Page last updated at 07:58 GMT, Monday, 2 November 2009

Call to cut 'farcical' jail terms

Iain Duncan Smith
Mr Duncan Smith has been promised a social justice role in government

Prison sentences of two months or less should be scrapped and replaced by tougher probation courses, according to Iain Duncan Smith.

Such short terms are "farcical" and do nothing to reform serial offenders, the former Conservative leader is expected to say in a speech on Monday.

The speech echoes a new report by his Centre for Social Justice.

Justice Secretary Jack Straw said some of its claims were "unfounded" but he would look at its suggestions.

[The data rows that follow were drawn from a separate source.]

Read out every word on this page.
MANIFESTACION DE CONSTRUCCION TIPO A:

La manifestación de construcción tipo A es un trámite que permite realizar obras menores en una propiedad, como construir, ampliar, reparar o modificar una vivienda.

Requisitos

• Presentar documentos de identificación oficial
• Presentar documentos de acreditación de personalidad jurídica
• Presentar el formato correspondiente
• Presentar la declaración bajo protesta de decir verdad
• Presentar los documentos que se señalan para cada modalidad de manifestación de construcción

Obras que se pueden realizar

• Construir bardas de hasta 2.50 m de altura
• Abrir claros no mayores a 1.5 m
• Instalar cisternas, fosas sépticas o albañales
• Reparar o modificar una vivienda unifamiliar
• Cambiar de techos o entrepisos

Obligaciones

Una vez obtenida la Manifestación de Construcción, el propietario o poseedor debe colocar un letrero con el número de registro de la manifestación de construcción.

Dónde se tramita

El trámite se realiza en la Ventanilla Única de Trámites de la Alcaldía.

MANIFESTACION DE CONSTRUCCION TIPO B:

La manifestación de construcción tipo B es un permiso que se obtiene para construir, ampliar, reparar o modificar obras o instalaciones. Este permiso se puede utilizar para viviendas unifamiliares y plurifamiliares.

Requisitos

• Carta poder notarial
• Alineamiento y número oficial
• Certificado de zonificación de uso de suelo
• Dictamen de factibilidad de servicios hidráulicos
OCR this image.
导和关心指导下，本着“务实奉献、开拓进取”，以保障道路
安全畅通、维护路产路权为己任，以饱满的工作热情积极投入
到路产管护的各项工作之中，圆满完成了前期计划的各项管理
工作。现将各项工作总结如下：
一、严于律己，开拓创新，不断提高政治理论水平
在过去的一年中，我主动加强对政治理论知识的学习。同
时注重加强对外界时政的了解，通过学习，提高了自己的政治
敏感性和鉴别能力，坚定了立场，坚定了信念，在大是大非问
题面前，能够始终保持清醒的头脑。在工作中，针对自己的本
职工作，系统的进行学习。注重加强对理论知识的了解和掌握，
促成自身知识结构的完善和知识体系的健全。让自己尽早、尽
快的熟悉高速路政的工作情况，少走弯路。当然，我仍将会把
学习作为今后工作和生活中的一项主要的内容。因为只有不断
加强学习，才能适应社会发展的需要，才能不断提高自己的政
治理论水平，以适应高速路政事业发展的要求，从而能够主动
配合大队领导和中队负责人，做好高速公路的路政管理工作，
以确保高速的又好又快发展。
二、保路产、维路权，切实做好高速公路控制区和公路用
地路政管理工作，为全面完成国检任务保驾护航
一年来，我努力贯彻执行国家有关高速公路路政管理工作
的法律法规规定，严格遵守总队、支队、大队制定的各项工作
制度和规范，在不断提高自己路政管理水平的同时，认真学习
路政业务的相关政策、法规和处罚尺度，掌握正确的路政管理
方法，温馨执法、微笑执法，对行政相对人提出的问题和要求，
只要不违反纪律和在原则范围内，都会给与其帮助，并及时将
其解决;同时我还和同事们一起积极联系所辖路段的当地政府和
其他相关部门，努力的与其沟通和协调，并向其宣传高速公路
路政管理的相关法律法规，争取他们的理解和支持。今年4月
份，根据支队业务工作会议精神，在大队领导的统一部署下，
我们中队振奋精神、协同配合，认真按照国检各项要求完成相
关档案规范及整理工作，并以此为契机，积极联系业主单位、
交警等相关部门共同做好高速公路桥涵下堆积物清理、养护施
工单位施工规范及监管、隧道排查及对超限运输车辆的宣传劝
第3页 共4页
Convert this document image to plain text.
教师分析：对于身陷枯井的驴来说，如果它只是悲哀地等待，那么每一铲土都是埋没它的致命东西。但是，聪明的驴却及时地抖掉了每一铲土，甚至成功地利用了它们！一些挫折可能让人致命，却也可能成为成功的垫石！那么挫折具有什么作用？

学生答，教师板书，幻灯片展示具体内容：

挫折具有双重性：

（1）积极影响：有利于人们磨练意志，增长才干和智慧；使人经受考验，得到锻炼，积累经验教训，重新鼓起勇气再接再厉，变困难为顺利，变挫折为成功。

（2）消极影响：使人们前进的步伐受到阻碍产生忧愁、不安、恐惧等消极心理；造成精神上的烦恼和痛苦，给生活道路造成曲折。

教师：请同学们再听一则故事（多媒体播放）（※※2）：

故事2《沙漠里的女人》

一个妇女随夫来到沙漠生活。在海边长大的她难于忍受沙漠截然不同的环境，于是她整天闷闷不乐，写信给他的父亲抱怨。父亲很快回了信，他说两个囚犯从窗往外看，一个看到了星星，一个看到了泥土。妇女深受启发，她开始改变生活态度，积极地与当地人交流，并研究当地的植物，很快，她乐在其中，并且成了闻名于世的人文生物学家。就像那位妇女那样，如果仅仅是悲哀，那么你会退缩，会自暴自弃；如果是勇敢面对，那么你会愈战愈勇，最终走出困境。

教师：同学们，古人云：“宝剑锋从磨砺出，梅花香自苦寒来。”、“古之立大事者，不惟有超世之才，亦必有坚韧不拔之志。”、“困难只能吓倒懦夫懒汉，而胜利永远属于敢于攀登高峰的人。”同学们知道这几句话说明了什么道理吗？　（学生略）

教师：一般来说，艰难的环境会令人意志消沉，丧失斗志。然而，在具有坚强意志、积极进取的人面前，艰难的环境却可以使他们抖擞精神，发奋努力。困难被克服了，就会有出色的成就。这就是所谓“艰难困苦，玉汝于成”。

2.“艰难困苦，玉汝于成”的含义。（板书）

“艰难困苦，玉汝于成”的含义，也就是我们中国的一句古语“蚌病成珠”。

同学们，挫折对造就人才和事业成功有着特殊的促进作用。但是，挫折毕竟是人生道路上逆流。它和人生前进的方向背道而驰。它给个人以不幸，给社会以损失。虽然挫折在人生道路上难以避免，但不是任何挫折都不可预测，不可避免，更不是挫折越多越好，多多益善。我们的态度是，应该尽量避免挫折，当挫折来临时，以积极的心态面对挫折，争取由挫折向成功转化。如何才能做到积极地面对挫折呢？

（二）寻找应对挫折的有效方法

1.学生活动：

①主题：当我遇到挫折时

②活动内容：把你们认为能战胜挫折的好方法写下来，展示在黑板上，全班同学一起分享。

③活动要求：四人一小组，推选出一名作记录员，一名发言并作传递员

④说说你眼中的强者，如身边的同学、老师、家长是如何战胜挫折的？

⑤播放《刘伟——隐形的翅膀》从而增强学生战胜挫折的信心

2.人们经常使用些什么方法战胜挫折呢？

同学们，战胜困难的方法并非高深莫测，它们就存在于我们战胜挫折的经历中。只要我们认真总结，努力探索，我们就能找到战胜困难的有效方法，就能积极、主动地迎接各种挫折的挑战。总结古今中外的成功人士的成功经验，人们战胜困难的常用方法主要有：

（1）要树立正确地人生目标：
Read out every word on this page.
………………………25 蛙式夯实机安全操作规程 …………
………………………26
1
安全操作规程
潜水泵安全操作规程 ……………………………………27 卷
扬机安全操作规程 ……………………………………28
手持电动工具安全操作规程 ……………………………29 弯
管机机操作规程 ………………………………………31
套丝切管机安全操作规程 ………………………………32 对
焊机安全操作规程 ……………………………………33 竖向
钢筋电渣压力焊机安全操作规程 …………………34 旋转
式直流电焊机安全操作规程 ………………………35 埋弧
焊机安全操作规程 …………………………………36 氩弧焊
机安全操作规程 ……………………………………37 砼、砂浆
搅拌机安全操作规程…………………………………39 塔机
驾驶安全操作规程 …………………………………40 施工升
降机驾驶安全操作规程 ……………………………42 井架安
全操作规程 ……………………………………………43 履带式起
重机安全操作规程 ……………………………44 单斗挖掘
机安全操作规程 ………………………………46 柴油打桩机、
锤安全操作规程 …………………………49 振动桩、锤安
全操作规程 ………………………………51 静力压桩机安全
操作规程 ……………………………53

The report by the Centre for Social Justice, which is headed by Mr Duncan Smith, says courts should be given the power to quickly haul offenders into prison if they breach their probation terms.

It adds that there should be a stronger focus on rehabilitation and better treatment programmes for drug addicts and alcoholics.

'Brave proposal'

Research by the think tank suggests that reoffending costs the country £11bn each year.

Mr Duncan Smith, who has been promised a social justice role in a future Tory government by leader David Cameron, will say very short sentences are "the primary cause of churn and fuel the chaos of overcrowding".

Make Justice Work, a campaign to abolish short-term prison sentences, urged the Tory leadership to take up his call.

Director Roma Hooper said: "In reality we should be aiming to follow Scotland's lead and abolish all sentences of under six months but this is a good start and a brave proposal from a key Tory think tank.

"Prison reform is often seen in zero sum terms but relatively small tweaks such as abolishing short-term prison sentences would have a colossal impact on improving Britain's prisons and tackling the cycle of low-level crime blighting our society."

Mr Straw said he needed to study the report, as "penal policy is too important for knee-jerk reactions".

"A big effort has gone into tough community sentences as alternatives to short term custody - one of the suggestions in the report, and generally these are working well," he said.

"The prison population for women and for under-18s is down, partly as a result."

The two major drivers for the increase in prison numbers were the fact that more serious offenders were being jailed for longer and the increasing number of recall prisoners who had broken their probation order or post-release licence, he added.